Après la guerre, la littérature avait suivi ces dizaines de milliers de vieilles filles massées dans des camps de travail forestiers ou agraires désolés, où misère et tristesse ont fait perdre la raison à ces malheureuses qui n’avaient d’autre désir que de voir surgir, à l’improviste, un mâle, peu importe qu’il soit bandit de grand chemin, marchand ambulant ou criminel chassé de la ville et de la campagne, dans le seul espoir d’être violées par lui, et à l’issue de cet accouplement-éclair, de tomber enceintes...

Mais en dépit de tous ses efforts, la littérature est incapable de soutenir le poids de la souffrance humaine, une souffrance qui s’étale nue au soleil comme dans l’obscurité de la nuit. Nul écrivain n’est capable d’entrer dans la peau de ces dizaines de milliers d’enfants vagabonds qui mendient leur humble ration de riz quotidienne dans les orphelinats.
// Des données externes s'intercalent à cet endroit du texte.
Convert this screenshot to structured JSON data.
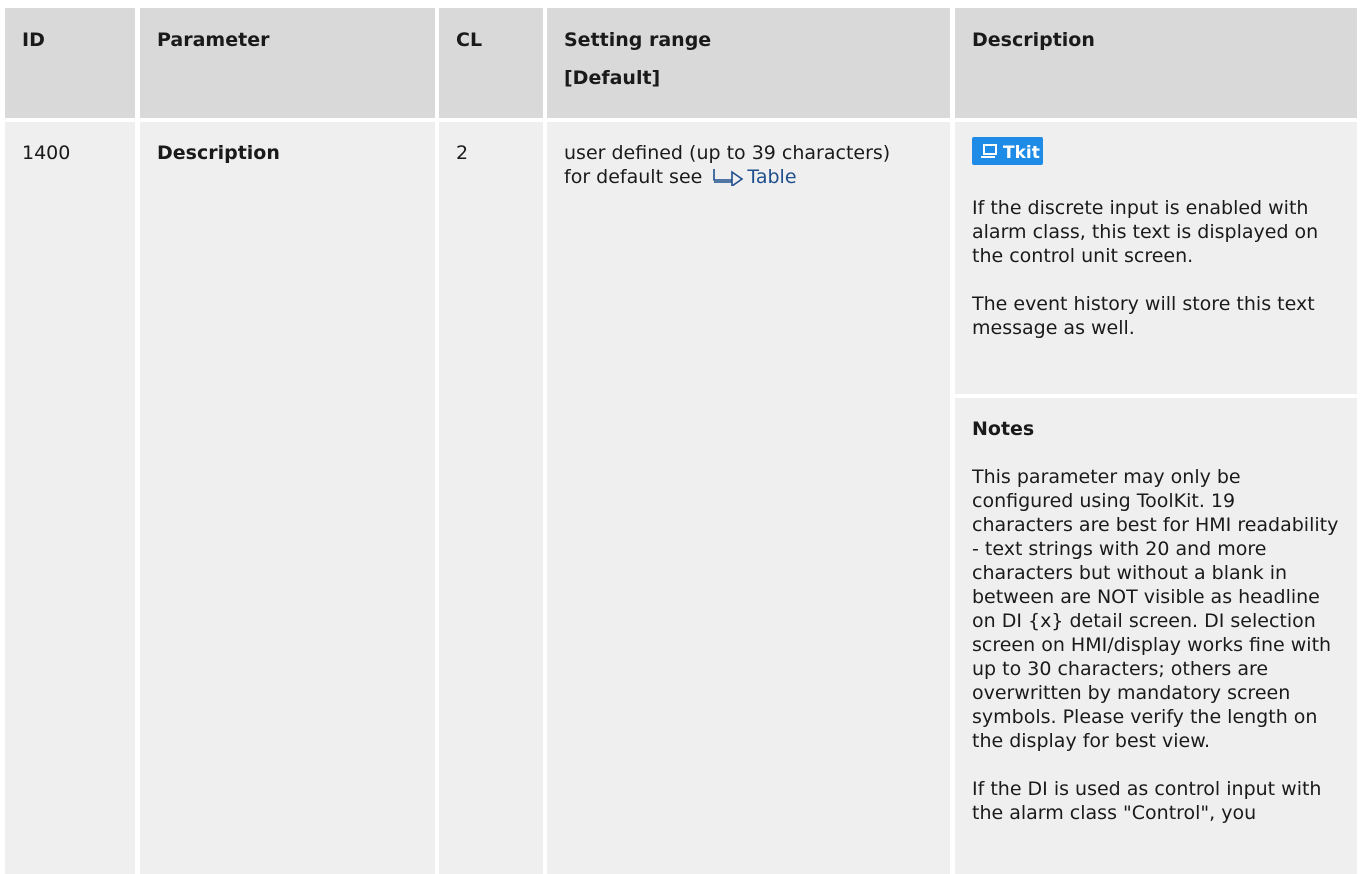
{
  "table": {
    "headers": {
      "id": "ID",
      "parameter": "Parameter",
      "cl": "CL",
      "setting_range_line1": "Setting range",
      "setting_range_line2": "[Default]",
      "description": "Description"
    },
    "row": {
      "id": "1400",
      "parameter": "Description",
      "cl": "2",
      "setting_range_line1": "user defined (up to 39 characters)",
      "setting_range_prefix": "for default see",
      "setting_range_link": "Table",
      "tool_icon_label": "Tkit",
      "description_paragraphs": [
        "If the discrete input is enabled with alarm class, this text is displayed on the control unit screen.",
        "The event history will store this text message as well."
      ],
      "notes_title": "Notes",
      "notes_paragraphs": [
        "This parameter may only be configured using ToolKit. 19 characters are best for HMI readability - text strings with 20 and more characters but without a blank in between are NOT visible as headline on DI {x} detail screen. DI selection screen on HMI/display works fine with up to 30 characters; others are overwritten by mandatory screen symbols. Please verify the length on the display for best view.",
        "If the DI is used as control input with the alarm class \"Control\", you"
      ]
    }
  },
  "colors": {
    "header_bg": "#d9d9d9",
    "body_bg": "#efefef",
    "link": "#1f4e8c",
    "tool_icon_bg": "#1e8ce6"
  },
  "icons": {
    "cross_reference": "arrow-right-icon",
    "toolkit": "toolkit-badge-icon"
  }
}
Aucune personnalité engagée dans quelque oeuvre humanitaire n’a assez de courage et de patience pour aller à la rencontre de ces milliers d’enfants malformés, ces petits monstres condamnés dès leur naissance à ne jamais connaître la condition humaine et qui ne survivent que comme des morceaux de chair impotents, confinés dans des chambres sans lumière pour échapper à la curiosité des voisins, entourés de la seule honte de leurs parents. Selon l’enquête la plus récente, la province de Thai Binh tient le triste record national du nombre d’enfants malformés issus de parents anciens combattants, victimes d’émanations toxiques de l’"agent Orange". Pourtant, ces enfants difformes peuvent toujours être vus par le monde extérieur et, en cas de besoin, exhibés dans les salles d’exposition des crimes de guerre...
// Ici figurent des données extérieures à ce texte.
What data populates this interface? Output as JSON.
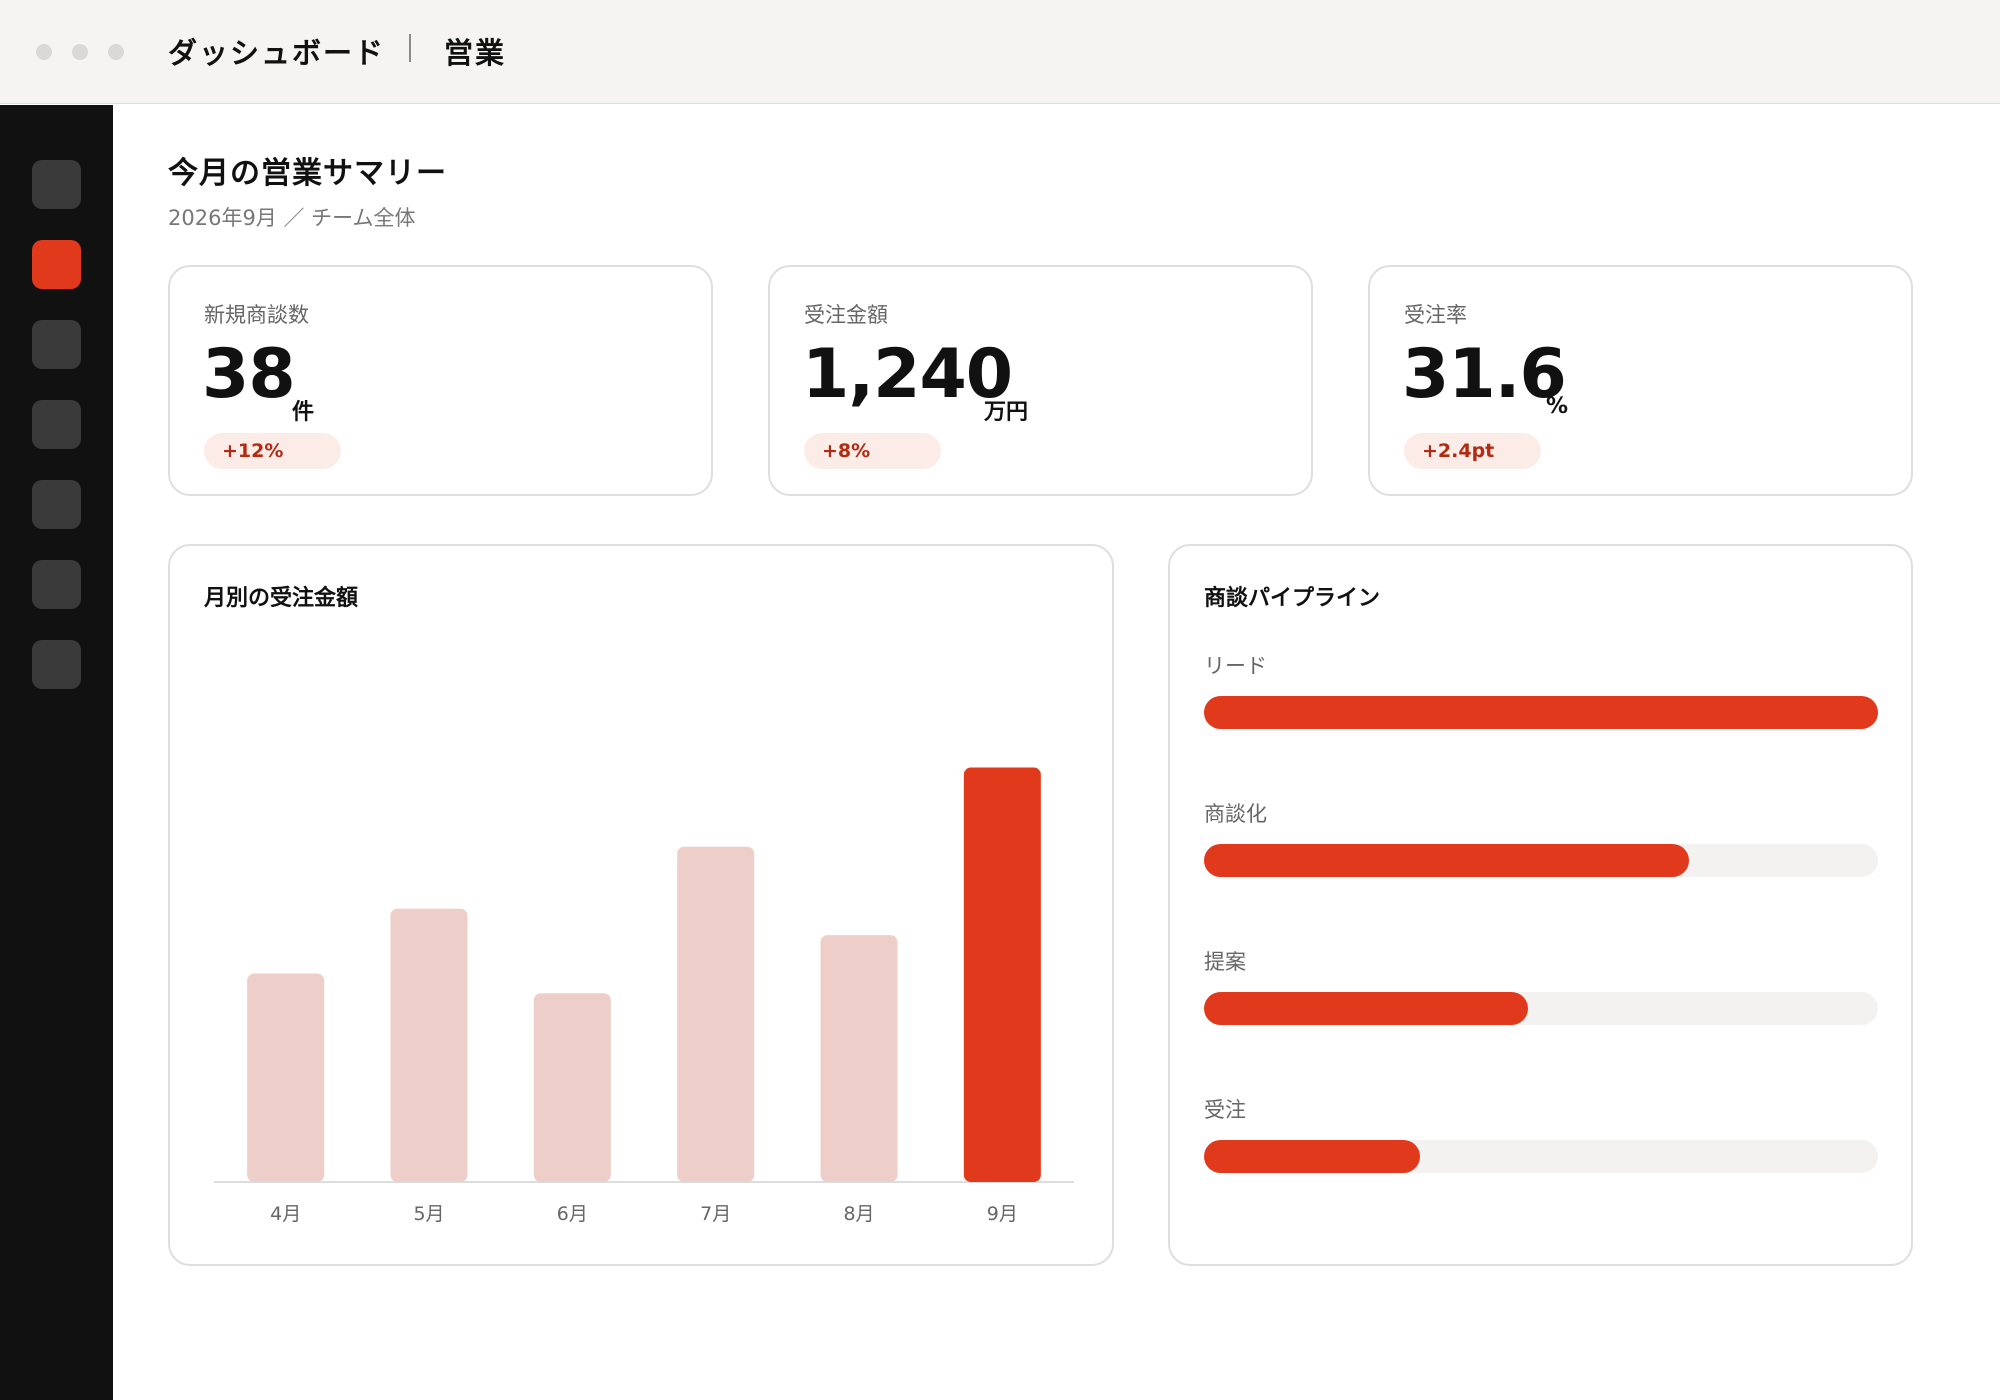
{
  "titlebar": {
    "title": "ダッシュボード",
    "section": "営業"
  },
  "sidebar": {
    "items": [
      {
        "icon": "nav-icon",
        "active": false
      },
      {
        "icon": "nav-icon",
        "active": true
      },
      {
        "icon": "nav-icon",
        "active": false
      },
      {
        "icon": "nav-icon",
        "active": false
      },
      {
        "icon": "nav-icon",
        "active": false
      },
      {
        "icon": "nav-icon",
        "active": false
      },
      {
        "icon": "nav-icon",
        "active": false
      }
    ]
  },
  "header": {
    "title": "今月の営業サマリー",
    "subtitle": "2026年9月 ／ チーム全体"
  },
  "kpis": [
    {
      "label": "新規商談数",
      "value": "38",
      "unit": "件",
      "delta": "+12%"
    },
    {
      "label": "受注金額",
      "value": "1,240",
      "unit": "万円",
      "delta": "+8%"
    },
    {
      "label": "受注率",
      "value": "31.6",
      "unit": "%",
      "delta": "+2.4pt"
    }
  ],
  "chart_panel": {
    "title": "月別の受注金額"
  },
  "chart_data": {
    "type": "bar",
    "title": "月別の受注金額",
    "categories": [
      "4月",
      "5月",
      "6月",
      "7月",
      "8月",
      "9月"
    ],
    "values": [
      790,
      1035,
      715,
      1270,
      935,
      1570
    ],
    "highlight_index": 5,
    "ylim": [
      0,
      2000
    ],
    "grid": false,
    "colors": {
      "default": "#eecec8",
      "highlight": "#e0391c",
      "axis": "#dddddd",
      "tick": "#666666"
    }
  },
  "pipeline": {
    "title": "商談パイプライン",
    "stages": [
      {
        "label": "リード",
        "fraction": 1.0
      },
      {
        "label": "商談化",
        "fraction": 0.72
      },
      {
        "label": "提案",
        "fraction": 0.48
      },
      {
        "label": "受注",
        "fraction": 0.32
      }
    ]
  },
  "colors": {
    "accent": "#e0391c",
    "accent_soft": "#fcece8",
    "sidebar": "#111111",
    "text_muted": "#666666"
  }
}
Toutefois la guerre n’a pas fait que semer des souffrances visibles à l’oeil nu, des crimes susceptibles d’être recensés et exposés. Elle recèle aussi d’autres dimensions de la souffrance. Et ce sont précisément ces dimensions-là qui représentent les pertes les plus terribles, celles qui sapent les fondements moraux de l’humanité en général et de chaque peuple en particulier. Si le bonheur est ressenti différemment d’un peuple à l’autre, il en va de même de la souffrance. Ainsi les traces laissées par la guerre diffèrent-elles d’un pays à l’autre. Lors de la Seconde Guerre mondiale, Ilya Ehrenbourg avait écrit : "Lorsque tombe le soir, on n’entend plus le son du piano sous les fenêtres. L’Europe s’est appauvrie…"

Je ne sais pourquoi cette phrase ne cesse de me hanter depuis mon enfance… Ces dernières années, ayant l’occasion de traverser quelques villes d’Europe, en regardant les fenêtres des immeubles le long des rues, j’ai soudain compris pourquoi cette phrase banale m’avait poursuivie pendant presque un demi-siècle : c’est qu’elle décrivait la guerre survenue dans d’autres contrées, engendrant d’autres dévastations et affectant le sort d’autres hommes. Elle ne concerne nullement ce qui se passe ici, dans mon pays, le Vietnam, terre de paysans à la peine, où la civilisation urbaine est tout juste naissante, où la nostalgie des rizières continue de hanter et de submerger l’âme des citadins, où résonne encore sous la lune bucolique la plainte langoureuse du monocorde ou le lamento morose de la vielle.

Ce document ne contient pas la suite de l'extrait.